Pile-T5: Enhancing T5 with Better Tokenization and Diverse Data

Models & Research

The Engineer

16 Apr 2024 · 3 min read

EleutherAI upgrades T5 with Pile-T5, leveraging a more sophisticated tokenizer and diverse training data to overcome limitations in code tokenization and dataset quality, pushing NLP capabilities forward.

The T5 model, introduced by Raffel et al. in 2019, has become a cornerstone of the NLP community, with its base model being downloaded millions of times from Hugging Face. Despite its popularity, the original T5 tokenizer omits important code-related tokens, and subsequent pretraining datasets have offered higher quality filtering and more diverse domains. To address these limitations, EleutherAI introduces Pile-T5, a new version of T5 trained on the Pile dataset (Gao et al., 2020) and using the LLaMA tokenizer (Touvron et al., 2023).

Model Description

Pile-T5 is an enhanced version of T5 that replaces the original pretraining dataset with the Pile and switches to the LLaMA tokenizer. This change aims to improve the model's performance on code-related tasks and other downstream applications. Here are the key technical details:

Training Data: Trained on the Pile, a high-quality, diverse dataset containing 825GB of text from various domains.
Tokenizer: Uses the LLaMA tokenizer, which includes more code-related tokens compared to the original T5 tokenizer.
Training Steps: Trained for 2 million steps or 2 trillion tokens in total-twice the amount of the original T5 model.
Pretraining Method: Utilizes the span corruption method, similar to the original T5.

Performance Improvements

The improvements in Pile-T5 are significant, especially in token-matched settings.
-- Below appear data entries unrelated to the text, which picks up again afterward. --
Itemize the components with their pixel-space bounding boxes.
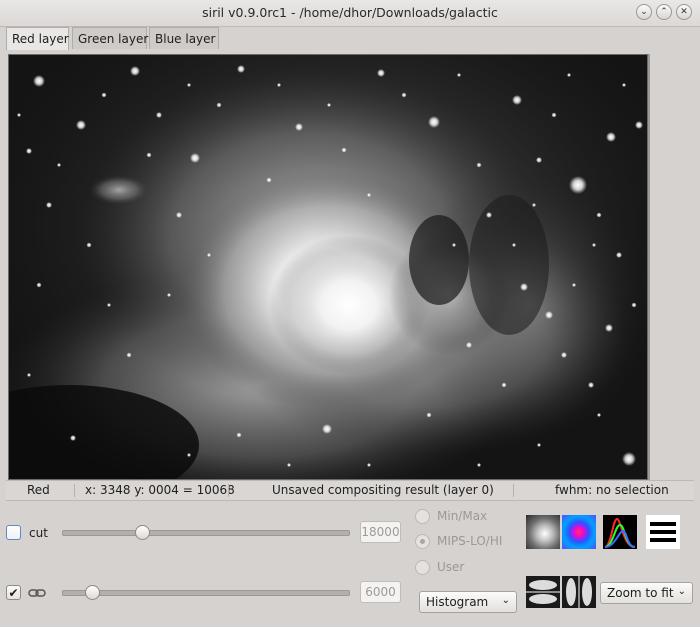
minimize-icon[interactable]: ⌄ <box>636 4 652 20</box>
radio-user-label: User <box>437 560 465 574</box>
cut-checkbox[interactable] <box>6 525 21 540</box>
status-fwhm: fwhm: no selection <box>555 483 669 497</box>
low-slider-track[interactable] <box>62 590 350 596</box>
chain-link-icon <box>28 589 46 597</box>
zoom-combo[interactable]: Zoom to fit ⌄ <box>600 582 693 604</box>
cut-label: cut <box>29 526 48 540</box>
low-slider-handle[interactable] <box>85 585 100 600</box>
scale-combo[interactable]: Histogram ⌄ <box>419 591 517 613</box>
high-slider-track[interactable] <box>62 530 350 536</box>
status-bar: Red x: 3348 y: 0004 = 10068 Unsaved comp… <box>6 480 694 501</box>
grayscale-image-icon[interactable] <box>526 515 560 549</box>
radio-minmax-label: Min/Max <box>437 509 488 523</box>
radio-mips-label: MIPS-LO/HI <box>437 534 503 548</box>
image-scroll-edge <box>648 54 650 480</box>
mirror-horizontal-icon[interactable] <box>526 576 560 608</box>
tab-blue-layer[interactable]: Blue layer <box>149 27 219 49</box>
hamburger-menu-icon[interactable] <box>646 515 680 549</box>
link-checkbox[interactable]: ✔ <box>6 585 21 600</box>
high-value-field[interactable]: 18000 <box>360 521 401 543</box>
mirror-vertical-icon[interactable] <box>562 576 596 608</box>
chevron-down-icon: ⌄ <box>501 595 510 606</box>
rgb-histogram-icon[interactable] <box>603 515 637 549</box>
maximize-icon[interactable]: ⌃ <box>656 4 672 20</box>
tab-red-layer[interactable]: Red layer <box>6 27 69 50</box>
close-icon[interactable]: ✕ <box>676 4 692 20</box>
chevron-down-icon: ⌄ <box>677 586 686 597</box>
radio-minmax[interactable] <box>415 509 430 524</box>
nebula-image <box>9 55 647 479</box>
window-title: siril v0.9.0rc1 - /home/dhor/Downloads/g… <box>202 5 498 20</box>
status-coordinates: x: 3348 y: 0004 = 10068 <box>85 483 235 497</box>
radio-user[interactable] <box>415 560 430 575</box>
tab-green-layer[interactable]: Green layer <box>72 27 148 49</box>
scale-combo-value: Histogram <box>426 595 489 609</box>
high-slider-handle[interactable] <box>135 525 150 540</box>
image-canvas[interactable] <box>8 54 648 480</box>
zoom-combo-value: Zoom to fit <box>607 586 674 600</box>
low-value-field[interactable]: 6000 <box>360 581 401 603</box>
pseudocolor-image-icon[interactable] <box>562 515 596 549</box>
radio-mips[interactable] <box>415 534 430 549</box>
title-bar: siril v0.9.0rc1 - /home/dhor/Downloads/g… <box>0 0 700 27</box>
status-message: Unsaved compositing result (layer 0) <box>272 483 494 497</box>
status-layer: Red <box>27 483 50 497</box>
Here’s a breakdown:

Downstream Tasks: Pile-T5 outperforms the widely used T5-v1.1 models on various downstream tasks.
Code Tasks: Notably, Pile-T5 excels in code-related tasks, thanks to the inclusion of more code tokens in the LLaMA tokenizer.

Implementation Details

To ensure reproducibility and transparency, EleutherAI has released all necessary resources:

Experiment Scripts: Available on GitHub at EleutherAI/improved-t5.
Model Checkpoints: Accessible from EleutherAI's Hugging Face page at Hugging Face Collections.
- Main Branch: Contains the final model trained for 2 million steps.
- Intermediate Checkpoints: Released every 10,000 steps to facilitate research on model evolution over time.
T5x Versions: Available at Hugging Face Collections.
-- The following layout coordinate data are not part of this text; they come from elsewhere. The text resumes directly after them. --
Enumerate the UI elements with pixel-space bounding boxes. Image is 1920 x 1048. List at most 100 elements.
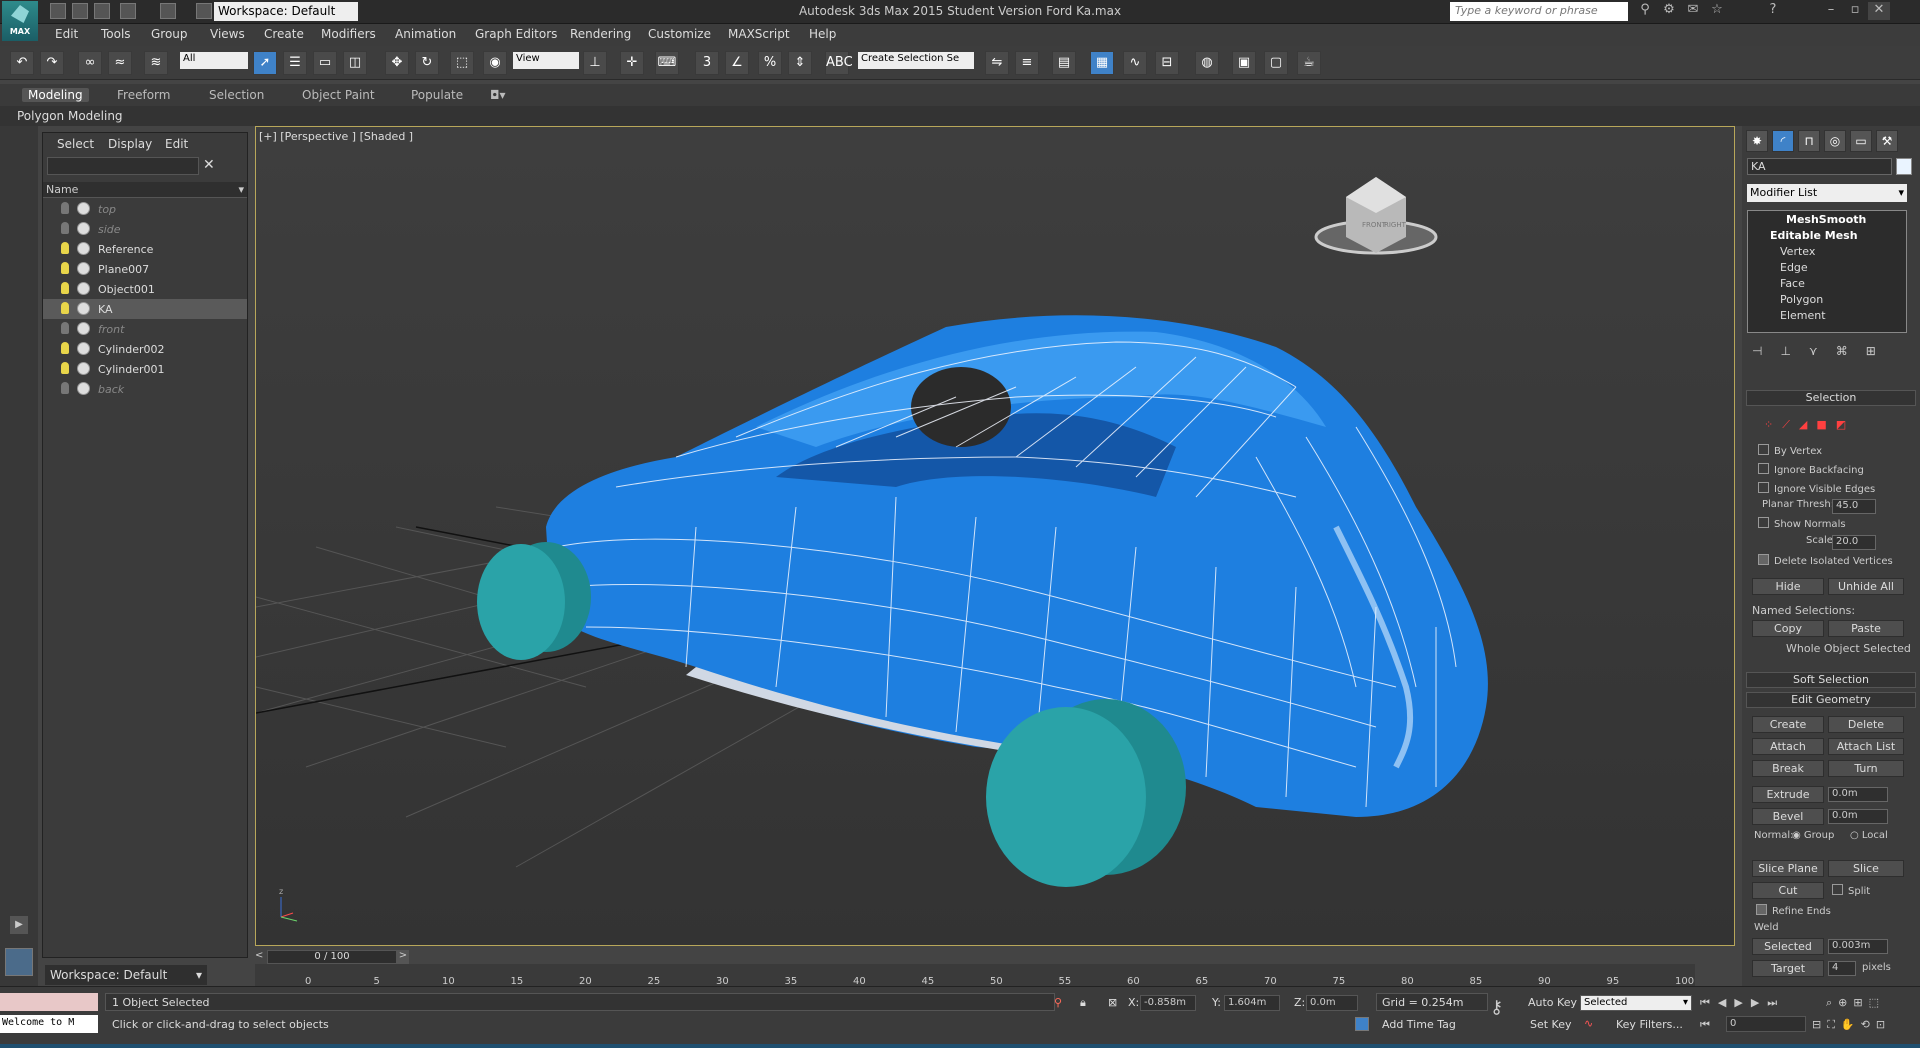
app-logo-button[interactable]: MAX: [2, 1, 38, 41]
viewport-nav-icons-2[interactable]: ⊟⛶✋⟲⊡: [1812, 1018, 1891, 1032]
add-time-tag-button[interactable]: Add Time Tag: [1382, 1018, 1456, 1031]
open-file-icon[interactable]: [72, 3, 88, 19]
split-checkbox[interactable]: Split: [1832, 884, 1870, 897]
undo-icon[interactable]: ↶: [10, 51, 34, 75]
cut-button[interactable]: Cut: [1752, 882, 1824, 899]
scale-icon[interactable]: ⬚: [450, 51, 474, 75]
unlink-icon[interactable]: ≈: [108, 51, 132, 75]
ignore-backfacing-checkbox[interactable]: Ignore Backfacing: [1758, 463, 1864, 476]
playback-controls-icons[interactable]: ⏮◀▶▶⏭: [1700, 996, 1785, 1010]
undo-icon[interactable]: [120, 3, 136, 19]
visibility-icon[interactable]: [77, 322, 90, 335]
rotate-icon[interactable]: ↻: [415, 51, 439, 75]
curve-editor-icon[interactable]: ∿: [1123, 51, 1147, 75]
visibility-icon[interactable]: [77, 262, 90, 275]
new-file-icon[interactable]: [50, 3, 66, 19]
subscription-icon[interactable]: ⚙: [1658, 2, 1680, 20]
edit-geometry-rollout-header[interactable]: Edit Geometry: [1746, 692, 1916, 708]
scene-tab-edit[interactable]: Edit: [165, 137, 188, 151]
scene-row[interactable]: Object001: [43, 279, 247, 299]
tab-populate[interactable]: Populate: [411, 88, 463, 102]
create-button[interactable]: Create: [1752, 716, 1824, 733]
visibility-icon[interactable]: [77, 202, 90, 215]
extrude-spinner[interactable]: 0.0m: [1828, 787, 1888, 802]
menu-create[interactable]: Create: [264, 27, 304, 41]
material-editor-icon[interactable]: ◍: [1195, 51, 1219, 75]
frame-slider[interactable]: 0 / 100: [267, 950, 397, 964]
menu-group[interactable]: Group: [151, 27, 188, 41]
next-frame-arrow-icon[interactable]: >: [397, 950, 409, 964]
local-radio[interactable]: ○ Local: [1850, 830, 1888, 841]
extrude-button[interactable]: Extrude: [1752, 786, 1824, 803]
group-radio[interactable]: ◉ Group: [1792, 830, 1834, 841]
minimize-icon[interactable]: –: [1820, 2, 1842, 20]
menu-modifiers[interactable]: Modifiers: [321, 27, 376, 41]
scene-row[interactable]: back: [43, 379, 247, 399]
layer-manager-icon[interactable]: ▤: [1052, 51, 1076, 75]
utilities-tab-icon[interactable]: ⚒: [1876, 130, 1898, 152]
angle-snap-icon[interactable]: ∠: [725, 51, 749, 75]
scene-row[interactable]: KA: [43, 299, 247, 319]
redo-icon[interactable]: [160, 3, 176, 19]
prev-frame-arrow-icon[interactable]: <: [255, 950, 267, 964]
stack-editable-mesh[interactable]: Editable Mesh: [1770, 229, 1858, 242]
scene-tab-select[interactable]: Select: [57, 137, 94, 151]
search-input[interactable]: Type a keyword or phrase: [1450, 2, 1628, 21]
project-icon[interactable]: [196, 3, 212, 19]
window-crossing-icon[interactable]: ◫: [343, 51, 367, 75]
layer-icon[interactable]: [5, 948, 33, 976]
stack-tools-icons[interactable]: ⊣⊥⋎⌘⊞: [1752, 344, 1912, 360]
object-color-swatch[interactable]: [1896, 158, 1912, 175]
modify-tab-icon[interactable]: ◜: [1772, 130, 1794, 152]
stack-vertex[interactable]: Vertex: [1780, 245, 1815, 258]
ignore-visible-edges-checkbox[interactable]: Ignore Visible Edges: [1758, 482, 1875, 495]
perspective-viewport[interactable]: [+] [Perspective ] [Shaded ] FRONT RIGHT…: [255, 126, 1735, 946]
visibility-icon[interactable]: [77, 302, 90, 315]
light-bulb-icon[interactable]: [61, 342, 69, 354]
delete-button[interactable]: Delete: [1828, 716, 1904, 733]
edit-named-selection-icon[interactable]: ABC: [825, 51, 853, 75]
key-filters-button[interactable]: Key Filters...: [1616, 1018, 1683, 1031]
by-vertex-checkbox[interactable]: By Vertex: [1758, 444, 1822, 457]
auto-key-button[interactable]: Auto Key: [1528, 996, 1577, 1009]
light-bulb-icon[interactable]: [61, 302, 69, 314]
select-by-name-icon[interactable]: ☰: [283, 51, 307, 75]
scene-row[interactable]: Cylinder001: [43, 359, 247, 379]
stack-element[interactable]: Element: [1780, 309, 1826, 322]
stack-meshsmooth[interactable]: MeshSmooth: [1786, 213, 1866, 226]
z-coordinate-field[interactable]: 0.0m: [1306, 995, 1358, 1011]
link-icon[interactable]: ∞: [78, 51, 102, 75]
menu-help[interactable]: Help: [809, 27, 836, 41]
save-icon[interactable]: [94, 3, 110, 19]
visibility-icon[interactable]: [77, 362, 90, 375]
binoculars-icon[interactable]: ⚲: [1634, 2, 1656, 20]
scene-tab-display[interactable]: Display: [108, 137, 152, 151]
snap-toggle-icon[interactable]: 3: [695, 51, 719, 75]
break-button[interactable]: Break: [1752, 760, 1824, 777]
copy-button[interactable]: Copy: [1752, 620, 1824, 637]
attach-list-button[interactable]: Attach List: [1828, 738, 1904, 755]
key-icon[interactable]: ⚷: [1490, 997, 1503, 1018]
soft-selection-rollout-header[interactable]: Soft Selection: [1746, 672, 1916, 688]
light-bulb-icon[interactable]: [61, 282, 69, 294]
tab-modeling[interactable]: Modeling: [22, 88, 89, 102]
stack-face[interactable]: Face: [1780, 277, 1805, 290]
modifier-list-dropdown[interactable]: Modifier List ▾: [1747, 184, 1907, 202]
motion-tab-icon[interactable]: ◎: [1824, 130, 1846, 152]
rectangular-selection-icon[interactable]: ▭: [313, 51, 337, 75]
turn-button[interactable]: Turn: [1828, 760, 1904, 777]
track-bar[interactable]: 0 5 10 15 20 25 30 35 40 45 50 55 60 65 70 75 80 85 90 95 10…: [255, 964, 1695, 987]
maximize-icon[interactable]: ▫: [1844, 2, 1866, 20]
scene-row[interactable]: side: [43, 219, 247, 239]
visibility-icon[interactable]: [77, 342, 90, 355]
clear-filter-icon[interactable]: ✕: [203, 157, 215, 173]
menu-edit[interactable]: Edit: [55, 27, 78, 41]
current-frame-field[interactable]: 0: [1726, 1016, 1806, 1032]
move-icon[interactable]: ✥: [385, 51, 409, 75]
menu-maxscript[interactable]: MAXScript: [728, 27, 790, 41]
paste-button[interactable]: Paste: [1828, 620, 1904, 637]
hierarchy-tab-icon[interactable]: ⊓: [1798, 130, 1820, 152]
render-teapot-icon[interactable]: ☕: [1297, 51, 1321, 75]
visibility-icon[interactable]: [77, 282, 90, 295]
scene-workspace-dropdown[interactable]: Workspace: Default ▾: [45, 965, 207, 985]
Going Beyond 1 Trillion Tokens

Pile-T5 models were rigorously evaluated on several benchmarks:

SuperGLUE: A suite of challenging NLP tasks.
CodeXGLUE: Benchmarks for code-related tasks.
MMLU (Multilingual Language Understanding): Tests the model's ability to handle multiple languages.
Bigbench Hard (BBH): Challenges models with complex reasoning tasks.

Comparisons were made against T5v1.1 and Flan-T5 models, both of which were finetuned over the same amount of tokens. Pile-T5 consistently outperformed these models across all benchmarks, particularly in code-related tasks.

Conclusion

Pile-T5 represents a significant step forward in enhancing the T5 model's capabilities by leveraging a more diverse and high-quality pretraining dataset and an improved tokenizer. These changes lead to better performance on downstream tasks, especially those involving code. For researchers and practitioners looking to push the boundaries of NLP models, Pile-T5 offers a compelling alternative to the original T5.